His rooms at number 12, in the centre of the village, are behind a pair of large carved wooden doors. Unpainted shutters shield his waiting room from the narrow street and passing traffic. Brass name plates are the only hint that a professional is in residence otherwise this house would be no different from any other in the street. A solid brass knocker on the outside of the door is the way to announce an arrival. One knock and straight to the waiting room on the left. Two knocks, by prior arrangement and I am whisked off to the right – straight inside the surgery to tell French doctor of my current emergency. I just love this system. What happens when two people arrive and knock twice at the same time? I am not sure, but so far I have followed the rules and turned left or right at the appropriate times without problem.
The French doctor listens and is interested to know all my news. He never seems pressed for time, although I am sure he is. He has that wonderful knack of making me feel like the only patient on his list. He wants to know where I have been and what I have been doing. He is interested in my life and where it takes me and his idea of a diagnosis is an understanding of all the major elements in my world. It is not until French doctor has covered all these bases and suggested ever so gently that life is about un equilibre and that I have responded in kind to ask of his wife and children that we will we get down to business. A rendezvous with the French doctor is a tonic; his caring and concerned bedside manner is as good as any therapy and his treatments have done the trick every time.

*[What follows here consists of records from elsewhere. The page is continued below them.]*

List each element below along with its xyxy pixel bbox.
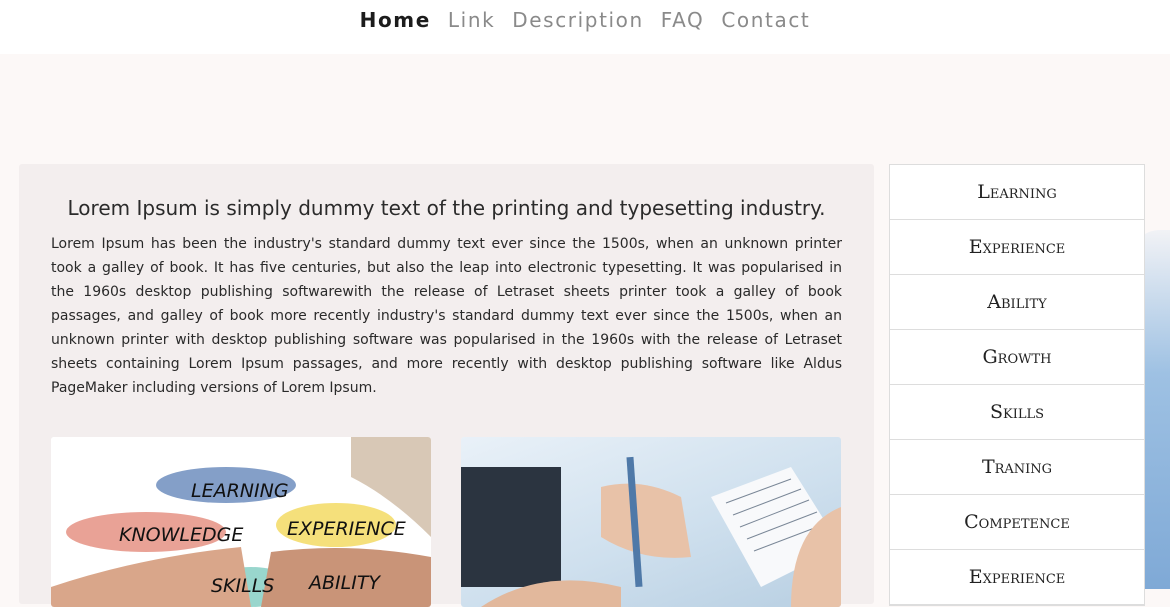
skills-illustration: LEARNING KNOWLEDGE EXPERIENCE SKILLS ABI… <box>51 437 431 607</box>
learning-skills-image: LEARNING KNOWLEDGE EXPERIENCE SKILLS ABI… <box>51 437 431 607</box>
top-navigation: Home Link Description FAQ Contact <box>0 0 1170 54</box>
sidebar-item-experience-2[interactable]: Experience <box>890 550 1144 605</box>
nav-list: Home Link Description FAQ Contact <box>0 0 1170 32</box>
sidebar-item-traning[interactable]: Traning <box>890 440 1144 495</box>
svg-text:ABILITY: ABILITY <box>307 572 381 594</box>
sidebar-item-growth[interactable]: Growth <box>890 330 1144 385</box>
sidebar-item-skills[interactable]: Skills <box>890 385 1144 440</box>
nav-description[interactable]: Description <box>512 8 644 32</box>
svg-text:EXPERIENCE: EXPERIENCE <box>287 518 406 540</box>
nav-link[interactable]: Link <box>448 8 495 32</box>
nav-contact[interactable]: Contact <box>721 8 810 32</box>
sidebar-item-ability[interactable]: Ability <box>890 275 1144 330</box>
nav-faq[interactable]: FAQ <box>661 8 705 32</box>
business-document-image <box>461 437 841 607</box>
sidebar-item-learning[interactable]: Learning <box>890 165 1144 220</box>
sidebar-item-competence[interactable]: Competence <box>890 495 1144 550</box>
document-illustration <box>461 456 841 607</box>
article-title: Lorem Ipsum is simply dummy text of the … <box>67 196 826 220</box>
svg-text:SKILLS: SKILLS <box>211 575 274 597</box>
nav-home[interactable]: Home <box>360 8 431 32</box>
main-content-card: Lorem Ipsum is simply dummy text of the … <box>19 164 874 607</box>
article-body: Lorem Ipsum has been the industry's stan… <box>51 236 842 396</box>
sidebar-item-experience[interactable]: Experience <box>890 220 1144 275</box>
category-sidebar: Learning Experience Ability Growth Skill… <box>889 164 1145 606</box>
svg-text:LEARNING: LEARNING <box>191 480 289 502</box>
svg-text:KNOWLEDGE: KNOWLEDGE <box>119 524 243 546</box>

The French doctor is a star when it comes to the house call. I am really a city girl living the country life so these quaint old fashioned habits appeal to my cynical ‘expect-no-such-thing-as-a-home-visit’ mindset. A house call when needed is the norm here and the visit is always a pleasure not a pain for my French doctor. Again time is never of the essence and apart from his wise council and good humour he arrives with his personal dispensary so that minor aches, pains, cuts, bruises, coughs and colds can be dealt with there and then. No mad dash to the pharmacy for prescriptions, ointments or bandages at an uncivilised hour; les medicines are all in his trusty holdall. I am always impressed and surprised by this, although the French would expect nothing less; they are rather partial to a potion.
The French doctor is a rare gem… xv
The fact that my French doctor is charming does not bias me in any way; I must disclose this before I start. I find him cute I will admit but I have never made an emergency visit without a reason and I have certainly never demanded a house call without just cause. I promise.
The French doctor is a novelty to me. What I mean by this is that his style of doctoring and his way of treating are very different in comparison to others that I have encountered in his profession. Mine is always patient, he is always kind, he is almost never in a hurry, he is well informed and he refers well… he is the perfect medico.